Thursday, December 11, 2008

From the one who was wronged and betrayed...

I cannot forget my recent betrayal. The time and circumstances are so much against me. How much money I had spent to come to my present location? Amidst so many odds. Relocation always has a lot of challenges thrown at you. I had discussed what I was good at and what I was not so good at during my interview. I had also cleared the test. Breaking the hearts of so many I left behind, rejecting the offer of a giant, I joined my current organization.

I was consciously given false hopes of meaningful work, increased job responsibilities, decision making powers and management roles, more learning, more challenges. All has crumbled in the last six months. My hurt is so intolerable because of the amount of faith I put on someone. I do not know how can such a person be least bothered about my growth because this organization is so puny? It is a small team and I always looked for a long term relationship. I constantly strove to give my best. I was sincere and loyal to that person. I explicitly expressed how I felt. I tried to voice my legitimate concerns. Now I know the person just heard it and forgot. I was regarded with so much ignorance, with so much insensitivity.
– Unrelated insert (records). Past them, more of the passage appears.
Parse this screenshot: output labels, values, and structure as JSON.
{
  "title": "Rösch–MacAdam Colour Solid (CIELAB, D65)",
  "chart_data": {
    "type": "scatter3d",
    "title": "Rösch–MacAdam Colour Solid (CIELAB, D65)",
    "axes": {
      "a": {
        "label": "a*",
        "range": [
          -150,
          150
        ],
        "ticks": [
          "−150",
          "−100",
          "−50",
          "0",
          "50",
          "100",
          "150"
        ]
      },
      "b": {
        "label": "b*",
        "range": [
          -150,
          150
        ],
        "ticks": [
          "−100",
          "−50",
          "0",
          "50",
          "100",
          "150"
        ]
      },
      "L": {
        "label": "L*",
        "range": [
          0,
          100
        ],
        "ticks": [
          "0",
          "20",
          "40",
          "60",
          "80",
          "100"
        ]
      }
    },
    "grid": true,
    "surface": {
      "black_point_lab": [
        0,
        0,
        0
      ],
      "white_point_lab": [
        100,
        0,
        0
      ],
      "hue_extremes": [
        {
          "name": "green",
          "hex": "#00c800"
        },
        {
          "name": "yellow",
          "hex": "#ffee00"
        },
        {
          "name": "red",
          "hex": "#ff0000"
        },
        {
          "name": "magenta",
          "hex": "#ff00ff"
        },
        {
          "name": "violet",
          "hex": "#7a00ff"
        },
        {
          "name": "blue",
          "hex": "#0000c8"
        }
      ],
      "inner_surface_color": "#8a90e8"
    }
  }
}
Today why should I pay the penalty of someone else’s incompetence of judging me in an improper manner? Was not this person also appointed by the person who appointed me?

It was a conspiracy against me. recession, staying abroad, level in career and past record- all were taken into consideration to put me in this cul-de sac. I will not give up either. I live for my pride of being a person of principles and I shall not compromise my values. On the other hand I do not know how to handle the pain I am feeling inside and the extreme anger. I never thought I will hate someone so much and now I know it shows. I cannot control it but it will pain me a lot because the object of my hatred was once the object of my affection and God knows, how much I had loved that person and how cruelly the trust was broken.

I knew everything yet I refused to accept it. I consoled myself by saying that everything will be all right. I have been through a lot of pain in life and took it like a sport. I do not know why my resilience is failing me. I do not know how to cure this. I have to be far away from all these. On the other hand I think, I want my revenge. I want to teach that person a lesson. Looking back I will forgive that person because my love and devotion was true and selfless so did I not know that I will be put to shame for that.